Furthermore the tire factory, which used to be state-owned before being transferred to the Saudi tycoon Sheikh Mohammed Al Amoudi who is born from an Ethiopian mother, has also been planting rubber trees.
Cutting import bill
In an attempt to reduce the raw materials’ import bill, Ethiopia plan to convert the natural gas from Ogaden area of the eastern part of the country to liquid form so that the byproduct will be used by plastic factories and help the country reduce its hard currency burden for import, according to Yonas.
He also mentioned that a quarter billion dollar investment is underway to produce PVC, the other major raw material used for plastic and shoes sole production. Dejena Endowment, one of the ruling party owned companies, in partnership with a chemical company is going to setup PVC factory in Mekele City area in the northern part of the country. It is estimated to be operational in 38 months, according to Yonas.

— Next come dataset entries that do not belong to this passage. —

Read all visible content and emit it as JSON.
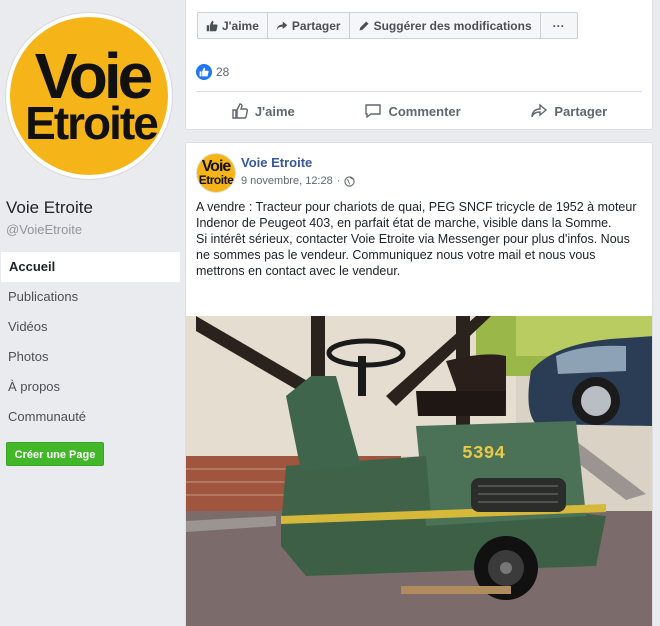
{
  "sidebar": {
    "logo_line1": "Voie",
    "logo_line2": "Etroite",
    "page_name": "Voie Etroite",
    "page_handle": "@VoieEtroite",
    "nav": [
      {
        "label": "Accueil",
        "active": true
      },
      {
        "label": "Publications",
        "active": false
      },
      {
        "label": "Vidéos",
        "active": false
      },
      {
        "label": "Photos",
        "active": false
      },
      {
        "label": "À propos",
        "active": false
      },
      {
        "label": "Communauté",
        "active": false
      }
    ],
    "create_page_label": "Créer une Page"
  },
  "page_actions": {
    "like": "J'aime",
    "share": "Partager",
    "suggest": "Suggérer des modifications",
    "more": "···"
  },
  "previous_post": {
    "like_count": "28",
    "like_label": "J'aime",
    "comment_label": "Commenter",
    "share_label": "Partager"
  },
  "post": {
    "author": "Voie Etroite",
    "avatar_line1": "Voie",
    "avatar_line2": "Etroite",
    "date": "9 novembre, 12:28",
    "dot": "·",
    "paragraph1": "A vendre : Tracteur pour chariots de quai, PEG SNCF tricycle de 1952 à moteur Indenor de Peugeot 403, en parfait état de marche, visible dans la Somme.",
    "paragraph2": "Si intérêt sérieux, contacter Voie Etroite via Messenger pour plus d'infos. Nous ne sommes pas le vendeur. Communiquez nous votre mail et nous vous mettrons en contact avec le vendeur.",
    "image_number": "5394"
  },
  "colors": {
    "facebook_blue": "#365899",
    "like_blue": "#2078f4",
    "green_button": "#42b72a",
    "logo_yellow": "#f5b519"
  }
}
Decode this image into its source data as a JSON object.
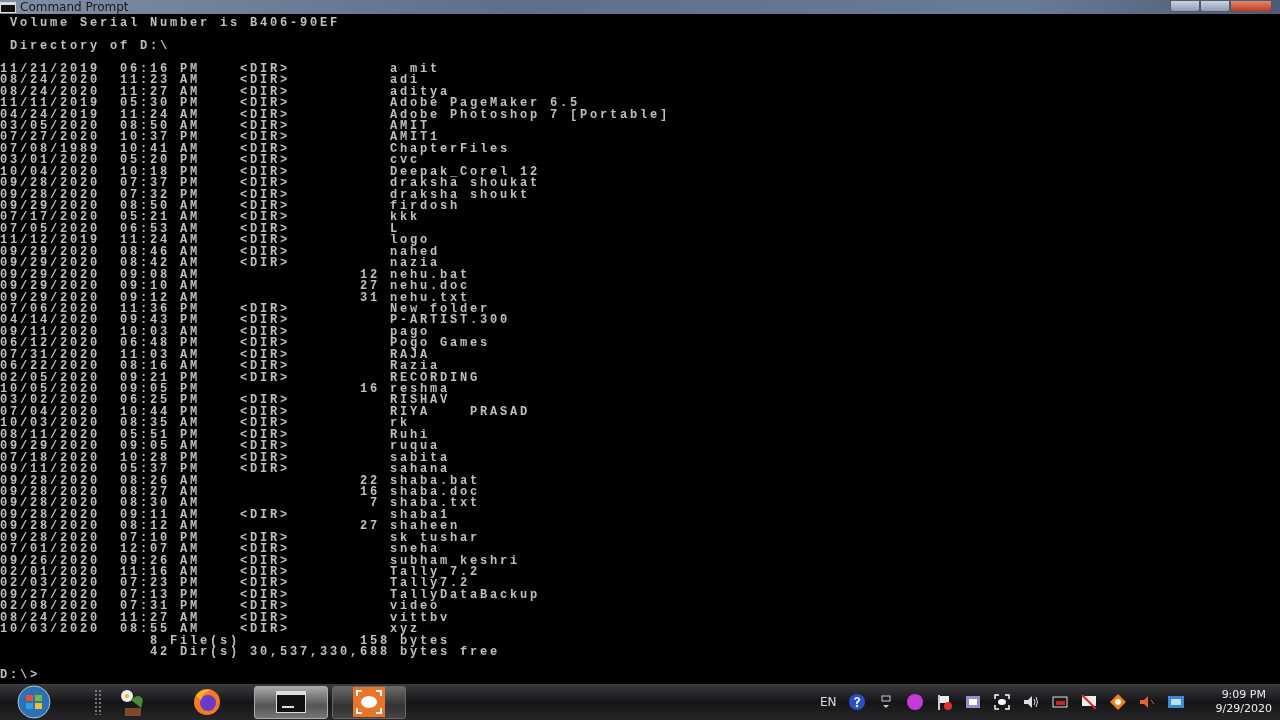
{
  "window": {
    "title": "Command Prompt"
  },
  "header_lines": [
    "Volume Serial Number is B406-90EF",
    "Directory of D:\\"
  ],
  "entries": [
    {
      "date": "11/21/2019",
      "time": "06:16 PM",
      "kind": "dir",
      "tag": "<DIR>",
      "name": "a mit"
    },
    {
      "date": "08/24/2020",
      "time": "11:23 AM",
      "kind": "dir",
      "tag": "<DIR>",
      "name": "adi"
    },
    {
      "date": "08/24/2020",
      "time": "11:27 AM",
      "kind": "dir",
      "tag": "<DIR>",
      "name": "aditya"
    },
    {
      "date": "11/11/2019",
      "time": "05:30 PM",
      "kind": "dir",
      "tag": "<DIR>",
      "name": "Adobe PageMaker 6.5"
    },
    {
      "date": "04/24/2019",
      "time": "11:24 AM",
      "kind": "dir",
      "tag": "<DIR>",
      "name": "Adobe Photoshop 7 [Portable]"
    },
    {
      "date": "03/05/2020",
      "time": "08:50 AM",
      "kind": "dir",
      "tag": "<DIR>",
      "name": "AMIT"
    },
    {
      "date": "07/27/2020",
      "time": "10:37 PM",
      "kind": "dir",
      "tag": "<DIR>",
      "name": "AMIT1"
    },
    {
      "date": "07/08/1989",
      "time": "10:41 AM",
      "kind": "dir",
      "tag": "<DIR>",
      "name": "ChapterFiles"
    },
    {
      "date": "03/01/2020",
      "time": "05:20 PM",
      "kind": "dir",
      "tag": "<DIR>",
      "name": "cvc"
    },
    {
      "date": "10/04/2020",
      "time": "10:18 PM",
      "kind": "dir",
      "tag": "<DIR>",
      "name": "Deepak_Corel 12"
    },
    {
      "date": "09/28/2020",
      "time": "07:37 PM",
      "kind": "dir",
      "tag": "<DIR>",
      "name": "draksha shoukat"
    },
    {
      "date": "09/28/2020",
      "time": "07:32 PM",
      "kind": "dir",
      "tag": "<DIR>",
      "name": "draksha shoukt"
    },
    {
      "date": "09/29/2020",
      "time": "08:50 AM",
      "kind": "dir",
      "tag": "<DIR>",
      "name": "firdosh"
    },
    {
      "date": "07/17/2020",
      "time": "05:21 AM",
      "kind": "dir",
      "tag": "<DIR>",
      "name": "kkk"
    },
    {
      "date": "07/05/2020",
      "time": "06:53 AM",
      "kind": "dir",
      "tag": "<DIR>",
      "name": "L"
    },
    {
      "date": "11/12/2019",
      "time": "11:24 AM",
      "kind": "dir",
      "tag": "<DIR>",
      "name": "logo"
    },
    {
      "date": "09/29/2020",
      "time": "08:46 AM",
      "kind": "dir",
      "tag": "<DIR>",
      "name": "nahed"
    },
    {
      "date": "09/29/2020",
      "time": "08:42 AM",
      "kind": "dir",
      "tag": "<DIR>",
      "name": "nazia"
    },
    {
      "date": "09/29/2020",
      "time": "09:08 AM",
      "kind": "file",
      "size": "12",
      "name": "nehu.bat"
    },
    {
      "date": "09/29/2020",
      "time": "09:10 AM",
      "kind": "file",
      "size": "27",
      "name": "nehu.doc"
    },
    {
      "date": "09/29/2020",
      "time": "09:12 AM",
      "kind": "file",
      "size": "31",
      "name": "nehu.txt"
    },
    {
      "date": "07/06/2020",
      "time": "11:36 PM",
      "kind": "dir",
      "tag": "<DIR>",
      "name": "New folder"
    },
    {
      "date": "04/14/2020",
      "time": "09:43 PM",
      "kind": "dir",
      "tag": "<DIR>",
      "name": "P-ARTIST.300"
    },
    {
      "date": "09/11/2020",
      "time": "10:03 AM",
      "kind": "dir",
      "tag": "<DIR>",
      "name": "pago"
    },
    {
      "date": "06/12/2020",
      "time": "06:48 PM",
      "kind": "dir",
      "tag": "<DIR>",
      "name": "Pogo Games"
    },
    {
      "date": "07/31/2020",
      "time": "11:03 AM",
      "kind": "dir",
      "tag": "<DIR>",
      "name": "RAJA"
    },
    {
      "date": "06/22/2020",
      "time": "08:16 AM",
      "kind": "dir",
      "tag": "<DIR>",
      "name": "Razia"
    },
    {
      "date": "02/05/2020",
      "time": "09:21 PM",
      "kind": "dir",
      "tag": "<DIR>",
      "name": "RECORDING"
    },
    {
      "date": "10/05/2020",
      "time": "09:05 PM",
      "kind": "file",
      "size": "16",
      "name": "reshma"
    },
    {
      "date": "03/02/2020",
      "time": "06:25 PM",
      "kind": "dir",
      "tag": "<DIR>",
      "name": "RISHAV"
    },
    {
      "date": "07/04/2020",
      "time": "10:44 PM",
      "kind": "dir",
      "tag": "<DIR>",
      "name": "RIYA    PRASAD"
    },
    {
      "date": "10/03/2020",
      "time": "08:35 AM",
      "kind": "dir",
      "tag": "<DIR>",
      "name": "rk"
    },
    {
      "date": "08/11/2020",
      "time": "05:51 PM",
      "kind": "dir",
      "tag": "<DIR>",
      "name": "Ruhi"
    },
    {
      "date": "09/29/2020",
      "time": "09:05 AM",
      "kind": "dir",
      "tag": "<DIR>",
      "name": "ruqua"
    },
    {
      "date": "07/18/2020",
      "time": "10:28 PM",
      "kind": "dir",
      "tag": "<DIR>",
      "name": "sabita"
    },
    {
      "date": "09/11/2020",
      "time": "05:37 PM",
      "kind": "dir",
      "tag": "<DIR>",
      "name": "sahana"
    },
    {
      "date": "09/28/2020",
      "time": "08:26 AM",
      "kind": "file",
      "size": "22",
      "name": "shaba.bat"
    },
    {
      "date": "09/28/2020",
      "time": "08:27 AM",
      "kind": "file",
      "size": "16",
      "name": "shaba.doc"
    },
    {
      "date": "09/28/2020",
      "time": "08:30 AM",
      "kind": "file",
      "size": "7",
      "name": "shaba.txt"
    },
    {
      "date": "09/28/2020",
      "time": "09:11 AM",
      "kind": "dir",
      "tag": "<DIR>",
      "name": "shaba1"
    },
    {
      "date": "09/28/2020",
      "time": "08:12 AM",
      "kind": "file",
      "size": "27",
      "name": "shaheen"
    },
    {
      "date": "09/28/2020",
      "time": "07:10 PM",
      "kind": "dir",
      "tag": "<DIR>",
      "name": "sk tushar"
    },
    {
      "date": "07/01/2020",
      "time": "12:07 AM",
      "kind": "dir",
      "tag": "<DIR>",
      "name": "sneha"
    },
    {
      "date": "09/26/2020",
      "time": "09:26 AM",
      "kind": "dir",
      "tag": "<DIR>",
      "name": "subham keshri"
    },
    {
      "date": "02/01/2020",
      "time": "11:16 AM",
      "kind": "dir",
      "tag": "<DIR>",
      "name": "Tally 7.2"
    },
    {
      "date": "02/03/2020",
      "time": "07:23 PM",
      "kind": "dir",
      "tag": "<DIR>",
      "name": "Tally7.2"
    },
    {
      "date": "09/27/2020",
      "time": "07:13 PM",
      "kind": "dir",
      "tag": "<DIR>",
      "name": "TallyDataBackup"
    },
    {
      "date": "02/08/2020",
      "time": "07:31 PM",
      "kind": "dir",
      "tag": "<DIR>",
      "name": "video"
    },
    {
      "date": "08/24/2020",
      "time": "11:27 AM",
      "kind": "dir",
      "tag": "<DIR>",
      "name": "vittbv"
    },
    {
      "date": "10/03/2020",
      "time": "08:55 AM",
      "kind": "dir",
      "tag": "<DIR>",
      "name": "xyz"
    }
  ],
  "summary": [
    {
      "count": "8 File(s)",
      "amount": "158",
      "unit": "bytes"
    },
    {
      "count": "42 Dir(s)",
      "amount": "30,537,330,688",
      "unit": "bytes free"
    }
  ],
  "prompt": "D:\\>",
  "taskbar": {
    "apps": [
      {
        "kind": "plant",
        "selected": false
      },
      {
        "kind": "browser",
        "selected": false
      },
      {
        "kind": "console",
        "selected": true
      },
      {
        "kind": "recorder",
        "selected": false
      }
    ],
    "language": "EN",
    "clock": {
      "time": "9:09 PM",
      "date": "9/29/2020"
    }
  }
}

“This will solve a big hard currency burden of the country,” he said. Ethiopia, which denied by law foreign banks to operate in the country has been in vicious circle of foreign currency shortage, which often annoys companies who wait for months to get the letter of credit (LC) for import.
Though the history of plastic products manufacturing in Ethiopia has a 50 years long history, the country still import plastic products such as, laminated PP bags used for packaging by cement and sugar manufacturers are being imported. Mr. Yonas said that Dangote and Derba cement factories are warming up to start manufacturing the bags locally soon.
Plastic industry is vulnerable to volatility in the global price of oil and gas feed stocks, used by the chemical industry to produce its raw and semi-finished materials, according to November 2014 research paper on Ethiopian plastic industry by Alemayehu Tesfaye of Addis Ababa University, who asserted that the leading markets for plastics in Ethiopia are in packaging, building and construction and the automotive/transport industries.
Including the capital, Addis Ababa, and major cities, it is common to see thrown plastic bagsbags and water bottles everywhere. Commenting on the environmental pollution related to plastics, Mr. Yonas argued that it is not the factories that pollute the environment with plastic products such as plastic bags and water plastic bottles.
“In fact these factories use recycled waste products including byproducts of petroleum. Environment polluters are the people who use these plastic products. Banning the factories from producing plastic products won’t solve the problem. The best solution is teaching and changing the attitude of the public towards waste management,” he said.
Recently, the government has closed three plastic products factories for alleged environmental pollution mainly for producing less than 0.3 mm use-and-throw plastic bags.
In Ethiopia it is by law forbidden to produce plastics with thickness of less than 0.3 mm, which cannot be reused.
Though small currently a company is exporting crushed plastic bottles of water worth 2 million dollars. “If all go well as planned, we will definitely move from import to self-sufficiency in raw materials and exporting the finished products in the coming few years,” Yonas hopes.
The trade fair, which will be held in Addis Ababa from April 29 to May 2, 2017, will be attended attracted dozens of foreign companies including 38 from Egypt and 9 from China, according to Mr. Aklile Belete, General Manager of Shakcrux Trade & Event Management company, which has been organizing the specialized fair –Ethiopia5P Expo – for the past 6 years.
The business to business (B2B) session of the trade fair is expected to bring in new investments in the plastic, rubber industries and packaging manufacturing companies, among others.